The SSO thanks patrons like Mark for their generous support by inviting them to attend rehearsals and masterclasses and giving them opportunities to interact with the musicians in the Fellowship, watching them grow through the experience. For Mark, the best part of the experience is seeing “young people going up to another level of skill, and so rapidly!”

“If you want [classical music] to continue in the world, you have to have patrons to keep it going! It would be a terrible craft to lose,” Mark says. “When you donate to the Fellows, it’s all going to the individual person. It’s not going down the drain!”

The Fellows are guaranteed a minimum of 40 calls playing alongside the permanent members of the SSO during the course of the year. Chris says this experience has been vital in his transition from student to professional.

“Coming into the ‘real world’ with the Sydney Symphony Orchestra, I’ve learnt so much just from sitting in the section with my colleagues, having to prepare pieces week by week to come into rehearsal and just go,” he says. “It’s a very different life playing professionally than it is playing as a student, and I’ve really learnt a lot from that.”

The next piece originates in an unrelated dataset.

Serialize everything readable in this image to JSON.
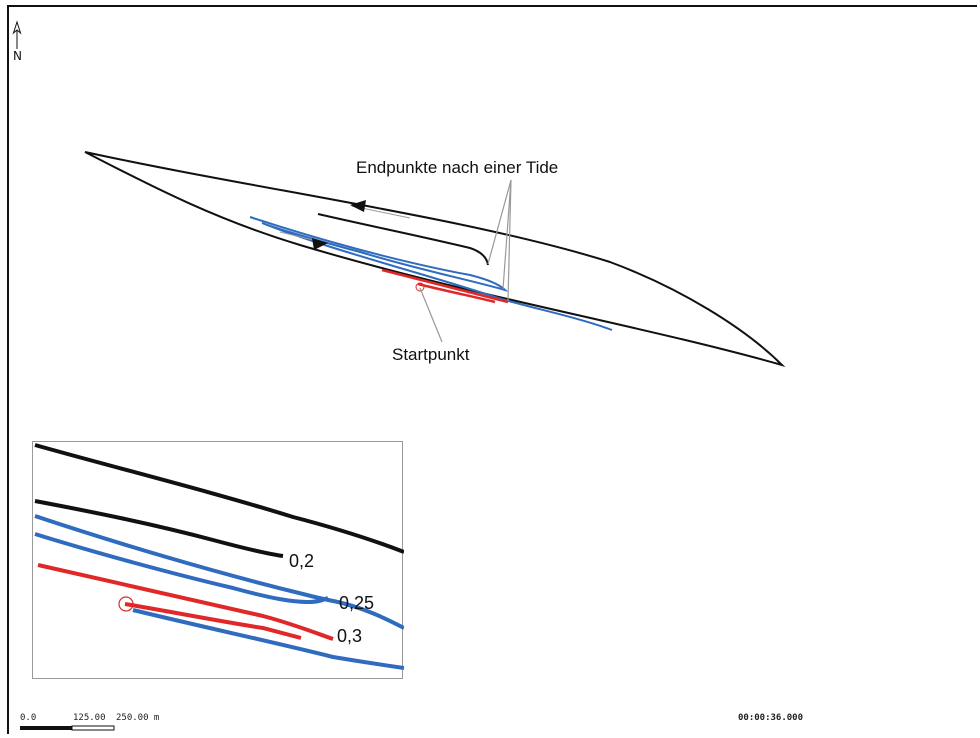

The symbiosis between patron and performer not only results in friendship, but translates to the performance stage as well. The Fellowship’s stunning display of talent and professionalism demonstrated in performance highlights the growth of the fellowship musicians as they prepare for life in the industry. This is made possible by the patronage of people like Mark, whose advice for young musicians considering applying for the Fellowship is: “jump at it, go for it.”

Mark’s contributions have allowed Chris the opportunity to progress his musical talents, setting a fine example for anyone wishing to assist the next generation of professional classical musicians.